Freddie Mac recently released the results of its Primary Mortgage Market Survey® (PMMS®), showing average fixed mortgage rates moving lower this week amid data showing weaker consumer spending. This marks the third consecutive week fixed-rate mortgages have moved lower as the housing market continues to recover.
The 30-year fixed-rate mortgage (FRM) averaged 3.41 percent with an average 0.7 point for the week ending April 18, 2013, down from last week when it averaged 3.43 percent. Last year at this time, the 30-year FRM averaged 3.90 percent.
Additionally, the 15-year FRM this week averaged 2.64 percent with an average 0.7 point, down from last week when it averaged 2.65 percent. A year ago at this time, the 15-year FRM averaged 3.13 percent.

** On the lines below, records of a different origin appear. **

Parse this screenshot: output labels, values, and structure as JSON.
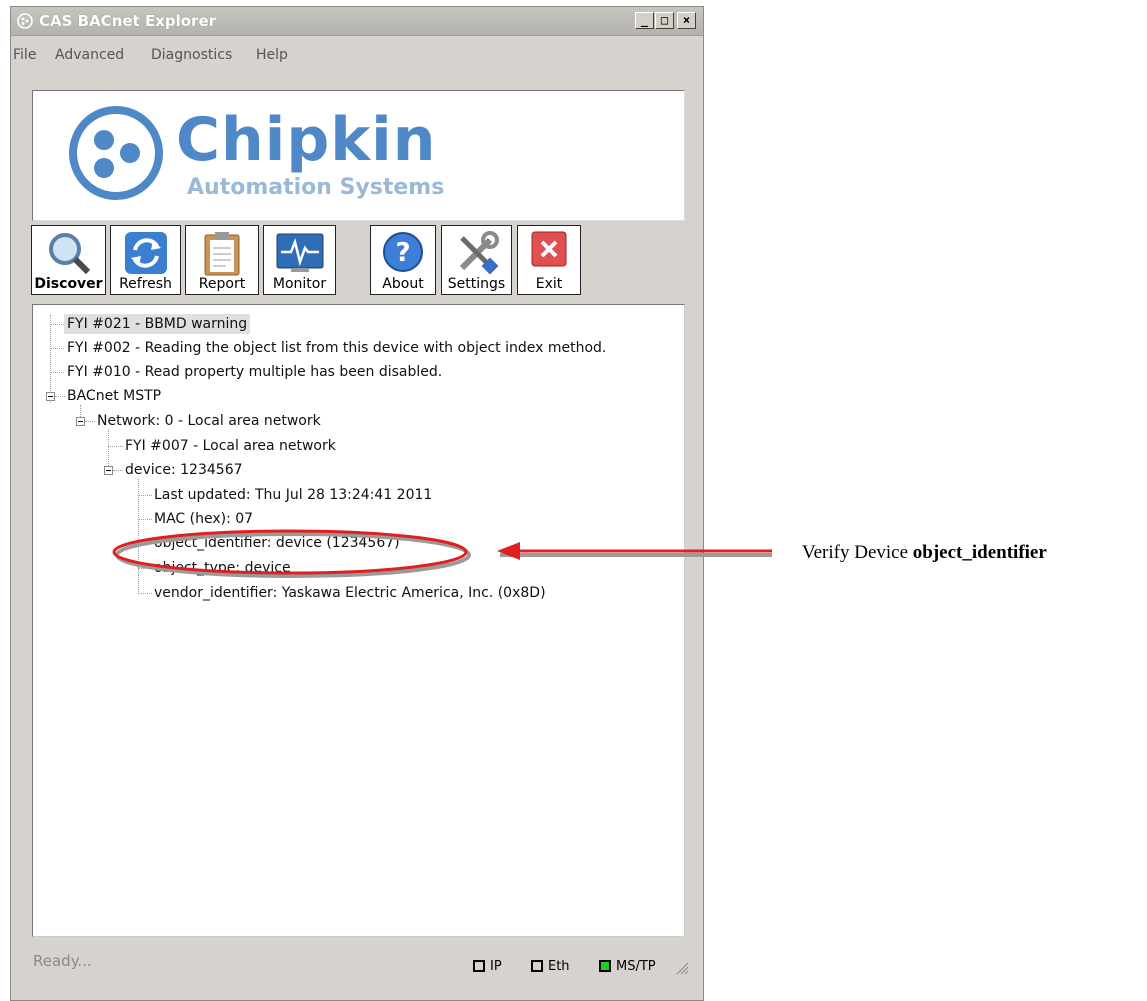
{
  "window": {
    "title": "CAS BACnet Explorer",
    "controls": [
      "_",
      "□",
      "×"
    ]
  },
  "menu": [
    "File",
    "Advanced",
    "Diagnostics",
    "Help"
  ],
  "logo": {
    "big": "Chipkin",
    "small": "Automation Systems"
  },
  "toolbar": [
    "Discover",
    "Refresh",
    "Report",
    "Monitor",
    "About",
    "Settings",
    "Exit"
  ],
  "tree": [
    "FYI #021 - BBMD warning",
    "FYI #002 - Reading the object list from this device with object index method.",
    "FYI #010 - Read property multiple has been disabled.",
    "BACnet MSTP",
    "Network: 0 - Local area network",
    "FYI #007 - Local area network",
    "device: 1234567",
    "Last updated: Thu Jul 28 13:24:41 2011",
    "MAC (hex): 07",
    "object_identifier: device (1234567)",
    "object_type: device",
    "vendor_identifier: Yaskawa Electric America, Inc. (0x8D)"
  ],
  "status": {
    "text": "Ready...",
    "indicators": [
      {
        "label": "IP",
        "color": "#ffffff"
      },
      {
        "label": "Eth",
        "color": "#ffffff"
      },
      {
        "label": "MS/TP",
        "color": "#22cc22"
      }
    ]
  },
  "annotation": {
    "prefix": "Verify Device ",
    "bold": "object_identifier"
  },
  "colors": {
    "highlight": "#e02020",
    "logo_blue": "#4e88c7"
  }
}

The 5-year Treasury-indexed hybrid adjustable-rate mortgage (ARM) averaged 2.60 percent this week with an average 0.5 point, down from last week when it averaged 2.62 percent. A year ago, the 5-year ARM averaged 2.78 percent.

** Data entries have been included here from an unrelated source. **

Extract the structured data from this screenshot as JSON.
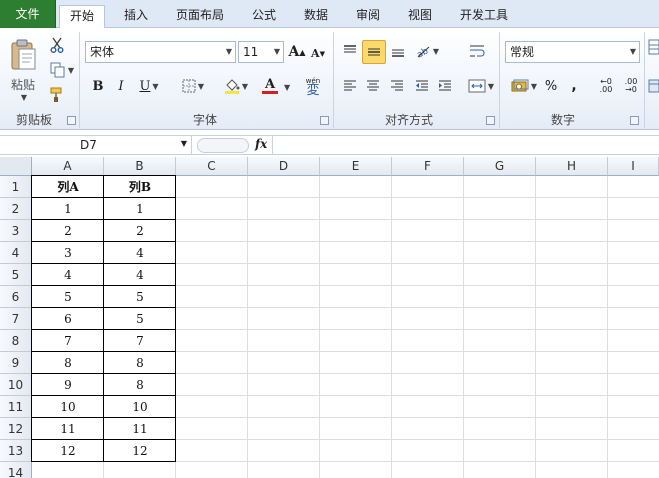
{
  "tabs": [
    "文件",
    "开始",
    "插入",
    "页面布局",
    "公式",
    "数据",
    "审阅",
    "视图",
    "开发工具"
  ],
  "ribbon": {
    "clipboard": {
      "paste_label": "粘贴",
      "group_label": "剪贴板"
    },
    "font": {
      "font_name": "宋体",
      "font_size": "11",
      "group_label": "字体",
      "bold": "B",
      "italic": "I",
      "underline": "U",
      "grow": "A",
      "shrink": "A",
      "phonetic": "wén",
      "phonetic_char": "変",
      "font_color": "A"
    },
    "alignment": {
      "group_label": "对齐方式"
    },
    "number": {
      "format": "常规",
      "group_label": "数字",
      "percent": "%",
      "comma": ",",
      "inc_decimal": ".00",
      "dec_decimal": ".00"
    }
  },
  "formula_bar": {
    "name_box": "D7",
    "fx": "fx",
    "formula": ""
  },
  "sheet": {
    "columns": [
      "A",
      "B",
      "C",
      "D",
      "E",
      "F",
      "G",
      "H",
      "I"
    ],
    "rows": [
      "1",
      "2",
      "3",
      "4",
      "5",
      "6",
      "7",
      "8",
      "9",
      "10",
      "11",
      "12",
      "13",
      "14"
    ],
    "header": [
      "列A",
      "列B"
    ],
    "data": [
      [
        "1",
        "1"
      ],
      [
        "2",
        "2"
      ],
      [
        "3",
        "4"
      ],
      [
        "4",
        "4"
      ],
      [
        "5",
        "5"
      ],
      [
        "6",
        "5"
      ],
      [
        "7",
        "7"
      ],
      [
        "8",
        "8"
      ],
      [
        "9",
        "8"
      ],
      [
        "10",
        "10"
      ],
      [
        "11",
        "11"
      ],
      [
        "12",
        "12"
      ]
    ]
  },
  "colors": {
    "file_tab": "#2e7e31",
    "ribbon_bg": "#eef3fa",
    "selected_button": "#fbd96b",
    "grid_line": "#d9dde4"
  }
}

Survey results show that the 1-year Treasury-indexed ARM averaged 2.63 percent this week with an average 0.4 point, up from last week when it averaged 2.62 percent. At this time last year, the 1-year ARM averaged 2.81 percent.
“Mortgage rates nudged lower this week as consumer spending showed signs of weakness,” says Frank Nothaft, vice president and chief economist, Freddie Mac. “Retail sales contracted for the second time in three months, falling 0.4 percent in March. In addition, the University of Michigan reported their Consumer Sentiment Index dropped 6.3 points in April to settle at 72.3, its lowest level since July. The April reading snapped a streak of three consecutive gains.”